Isso me fez lembrar de Slavoj Zizek, um filósofo cuja obra gosto muito de ler, embora dele discordando várias vezes. Zizek, a cujo livro “Lacrima Rerum — Ensaios Sobre Cinema” recorri em duas colunas minhas na revista “Filosofia Ciência & Vida”, a pretexto de analisar filmes do diretor polonês Krzysztof Kieslowski, tem um estilo direto, objetivo (a não ser quando entra em terreno lacaniano) que muito me agrada. Mas desvio-me novamente.
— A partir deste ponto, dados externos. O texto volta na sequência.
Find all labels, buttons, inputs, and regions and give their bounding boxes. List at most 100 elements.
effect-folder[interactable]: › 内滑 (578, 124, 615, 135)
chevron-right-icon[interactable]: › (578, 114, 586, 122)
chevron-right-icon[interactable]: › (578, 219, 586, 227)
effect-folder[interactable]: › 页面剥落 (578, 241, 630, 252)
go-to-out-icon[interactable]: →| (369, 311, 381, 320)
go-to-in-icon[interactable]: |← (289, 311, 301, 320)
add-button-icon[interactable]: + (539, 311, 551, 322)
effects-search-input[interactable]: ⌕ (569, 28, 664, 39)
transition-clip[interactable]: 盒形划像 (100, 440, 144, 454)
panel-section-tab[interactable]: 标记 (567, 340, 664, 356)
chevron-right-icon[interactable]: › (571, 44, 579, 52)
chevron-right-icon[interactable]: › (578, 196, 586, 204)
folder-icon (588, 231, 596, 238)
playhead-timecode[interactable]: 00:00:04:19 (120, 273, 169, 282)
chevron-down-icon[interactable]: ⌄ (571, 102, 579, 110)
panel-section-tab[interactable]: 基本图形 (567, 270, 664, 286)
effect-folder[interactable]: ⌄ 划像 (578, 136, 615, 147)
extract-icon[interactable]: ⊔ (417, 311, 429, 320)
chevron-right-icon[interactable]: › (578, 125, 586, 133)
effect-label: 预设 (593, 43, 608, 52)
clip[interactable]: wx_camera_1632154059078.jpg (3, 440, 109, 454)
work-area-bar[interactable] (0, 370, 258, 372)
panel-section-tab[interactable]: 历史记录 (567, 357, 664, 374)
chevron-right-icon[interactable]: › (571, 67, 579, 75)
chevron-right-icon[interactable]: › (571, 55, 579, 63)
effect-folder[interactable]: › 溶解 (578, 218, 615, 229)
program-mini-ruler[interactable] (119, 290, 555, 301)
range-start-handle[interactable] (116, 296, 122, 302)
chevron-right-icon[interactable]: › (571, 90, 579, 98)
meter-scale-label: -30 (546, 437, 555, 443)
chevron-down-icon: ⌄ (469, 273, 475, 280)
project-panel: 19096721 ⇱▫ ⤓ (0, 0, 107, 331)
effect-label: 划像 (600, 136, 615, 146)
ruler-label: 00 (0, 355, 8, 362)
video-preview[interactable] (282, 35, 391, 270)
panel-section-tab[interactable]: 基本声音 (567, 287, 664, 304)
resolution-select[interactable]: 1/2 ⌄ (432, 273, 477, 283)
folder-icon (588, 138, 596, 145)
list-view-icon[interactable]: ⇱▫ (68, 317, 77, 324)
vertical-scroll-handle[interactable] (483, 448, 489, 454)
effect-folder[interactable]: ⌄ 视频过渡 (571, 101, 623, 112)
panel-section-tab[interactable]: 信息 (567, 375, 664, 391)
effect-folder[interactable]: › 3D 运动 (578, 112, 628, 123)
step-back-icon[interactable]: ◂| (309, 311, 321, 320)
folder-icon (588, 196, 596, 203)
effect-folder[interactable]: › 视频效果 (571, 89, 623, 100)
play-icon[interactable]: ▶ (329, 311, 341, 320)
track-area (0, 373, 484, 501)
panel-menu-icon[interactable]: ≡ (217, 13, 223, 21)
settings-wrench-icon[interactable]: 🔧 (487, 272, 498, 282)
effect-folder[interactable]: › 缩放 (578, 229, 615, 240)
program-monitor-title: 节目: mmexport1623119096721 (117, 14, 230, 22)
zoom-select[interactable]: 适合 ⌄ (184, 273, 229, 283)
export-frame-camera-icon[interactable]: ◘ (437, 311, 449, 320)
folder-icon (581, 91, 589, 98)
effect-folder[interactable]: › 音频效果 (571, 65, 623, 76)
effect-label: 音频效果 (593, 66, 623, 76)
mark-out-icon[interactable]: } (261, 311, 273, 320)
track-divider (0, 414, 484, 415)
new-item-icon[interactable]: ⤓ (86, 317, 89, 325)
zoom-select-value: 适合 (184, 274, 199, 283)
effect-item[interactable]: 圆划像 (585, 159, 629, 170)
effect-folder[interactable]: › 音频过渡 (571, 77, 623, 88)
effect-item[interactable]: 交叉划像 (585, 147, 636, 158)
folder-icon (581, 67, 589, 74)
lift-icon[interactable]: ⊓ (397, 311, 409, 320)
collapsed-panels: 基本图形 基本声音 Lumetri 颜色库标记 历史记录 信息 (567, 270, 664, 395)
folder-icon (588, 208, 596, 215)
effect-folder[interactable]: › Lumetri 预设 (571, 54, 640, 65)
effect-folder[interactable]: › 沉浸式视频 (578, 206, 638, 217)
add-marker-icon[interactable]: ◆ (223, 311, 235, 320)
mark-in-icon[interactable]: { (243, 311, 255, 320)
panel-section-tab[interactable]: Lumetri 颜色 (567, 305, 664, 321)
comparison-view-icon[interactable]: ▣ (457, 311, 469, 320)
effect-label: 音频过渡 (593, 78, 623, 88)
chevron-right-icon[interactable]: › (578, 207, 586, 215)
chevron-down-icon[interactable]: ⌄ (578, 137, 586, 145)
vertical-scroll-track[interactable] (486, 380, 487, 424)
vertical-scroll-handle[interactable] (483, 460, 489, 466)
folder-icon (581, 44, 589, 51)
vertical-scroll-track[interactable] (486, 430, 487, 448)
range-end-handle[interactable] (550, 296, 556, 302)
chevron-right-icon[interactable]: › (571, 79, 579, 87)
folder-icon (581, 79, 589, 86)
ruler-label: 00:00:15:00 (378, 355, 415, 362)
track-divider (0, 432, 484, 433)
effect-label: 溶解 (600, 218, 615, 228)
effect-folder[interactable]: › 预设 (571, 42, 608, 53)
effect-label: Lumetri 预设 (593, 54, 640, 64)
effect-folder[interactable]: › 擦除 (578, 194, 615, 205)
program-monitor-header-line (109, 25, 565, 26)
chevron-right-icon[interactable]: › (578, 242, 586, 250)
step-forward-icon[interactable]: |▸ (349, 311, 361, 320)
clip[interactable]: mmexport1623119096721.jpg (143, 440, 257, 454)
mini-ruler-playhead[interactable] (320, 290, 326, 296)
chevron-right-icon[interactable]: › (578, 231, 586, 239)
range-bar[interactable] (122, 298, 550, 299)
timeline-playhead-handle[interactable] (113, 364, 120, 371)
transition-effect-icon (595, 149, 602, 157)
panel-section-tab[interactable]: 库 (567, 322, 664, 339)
Enfim, eis do que me lembrei, quando li Jabor: “Supostamente, apreciamos a arte tradicional, espera-se que ela traga prazer estético, ao contrário da arte moderna, que causa desprazer; a arte moderna, por definição, fere. Nesse sentido exato, a arte moderna é sublime: causa prazer-na-dor, produz seus efeitos por meio do próprio fracasso, na medida em que se refere às Coisas impossíveis. Em contraste, parece que a beleza e o equilíbrio harmonioso são cada vez mais do domínio das ciências (...)” (“A Visão em Paralaxe”, Boitempo, p. 200).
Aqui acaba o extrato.